In 1982, Schulz made 105 tackles and 10 sacks and earned Associated Press All-America honors. After the season, he tried to get a redshirt out of his freshman year at Chowan in order to play for the Pirates in 1983, but could not get it since he played too much his freshman year.

Schulz played in the Blue–Gray Football Classic on December 25, 1982.

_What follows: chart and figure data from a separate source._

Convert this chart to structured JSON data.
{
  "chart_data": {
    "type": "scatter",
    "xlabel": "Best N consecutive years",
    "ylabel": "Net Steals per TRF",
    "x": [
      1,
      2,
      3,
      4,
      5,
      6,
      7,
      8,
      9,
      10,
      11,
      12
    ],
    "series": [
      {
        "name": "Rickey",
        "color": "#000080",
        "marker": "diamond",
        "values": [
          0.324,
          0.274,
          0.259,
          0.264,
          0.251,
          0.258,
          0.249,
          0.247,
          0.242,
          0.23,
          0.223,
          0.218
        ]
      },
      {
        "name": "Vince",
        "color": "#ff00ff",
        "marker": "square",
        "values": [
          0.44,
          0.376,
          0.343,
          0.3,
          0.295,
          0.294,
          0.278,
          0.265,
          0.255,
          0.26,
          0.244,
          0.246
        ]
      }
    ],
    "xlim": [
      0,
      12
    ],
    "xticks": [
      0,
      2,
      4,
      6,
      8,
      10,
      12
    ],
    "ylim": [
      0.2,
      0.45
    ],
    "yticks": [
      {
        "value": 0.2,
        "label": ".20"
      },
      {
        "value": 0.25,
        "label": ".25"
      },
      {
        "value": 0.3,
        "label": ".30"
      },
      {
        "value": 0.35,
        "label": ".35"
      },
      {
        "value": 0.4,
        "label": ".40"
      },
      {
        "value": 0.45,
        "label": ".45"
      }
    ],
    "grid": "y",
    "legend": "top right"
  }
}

Schulz was inducted into the East Carolina Athletics Hall of Fame in 1999.

==Professional career==
The Green Bay Packers told Schulz that they were going to draft him in the 1983 NFL draft. However, he was selected by the Philadelphia Eagles in the second round (46th overall), one pick before the Packers would pick. He became the highest draft pick ever to come out of East Carolina until Robert Jones was selected in the first round (24th overall) of the 1991 NFL draft. He was also drafted in the 14th round of the 1983 USFL draft by the Washington Federals, but he chose to sign with the Eagles. He signed a series of one-year contracts with the Eagles on May 24, 1983. He quickly became the starter at left outside linebacker for the team, and in his NFL debut, a game against the Packers, Schulz made two sacks and had more than 10 tackles. A few weeks later, against the Denver Broncos, Schulz injured his knee, his first injury since before college. He subsequently injured it many times during the season. A more serious knee injury caused him to miss the entire 1985 season. He received the Ed Block Courage Award in 1986 after he came back from the injury. Schulz was released on April 27, 1988 and subsequently retired thereafter.

==After football==
Schulz runs his family's 2 seafood restaurant's with his parents, the Fisherman's Inn and Crab Deck (fishermansinn.com) which burned down in 1980 and has since been rebuilt. Schulz purchased the Salts Pond Marina Resort located in Hampton, Virginia (VA), right off the Chesapeake Bay. Schulz also is a land developer and manages several commercial properties. He is currently the President of the Kent Island Volunteer Fire Department.

==Personal==
Schulz is married to his wife, Sherri, and they have four sons: Dusty, Kirby, Kolby and Dorsey. They live on their 123-acre waterfront farm in Chester Maryland where they are avid deer and waterfowl hunters.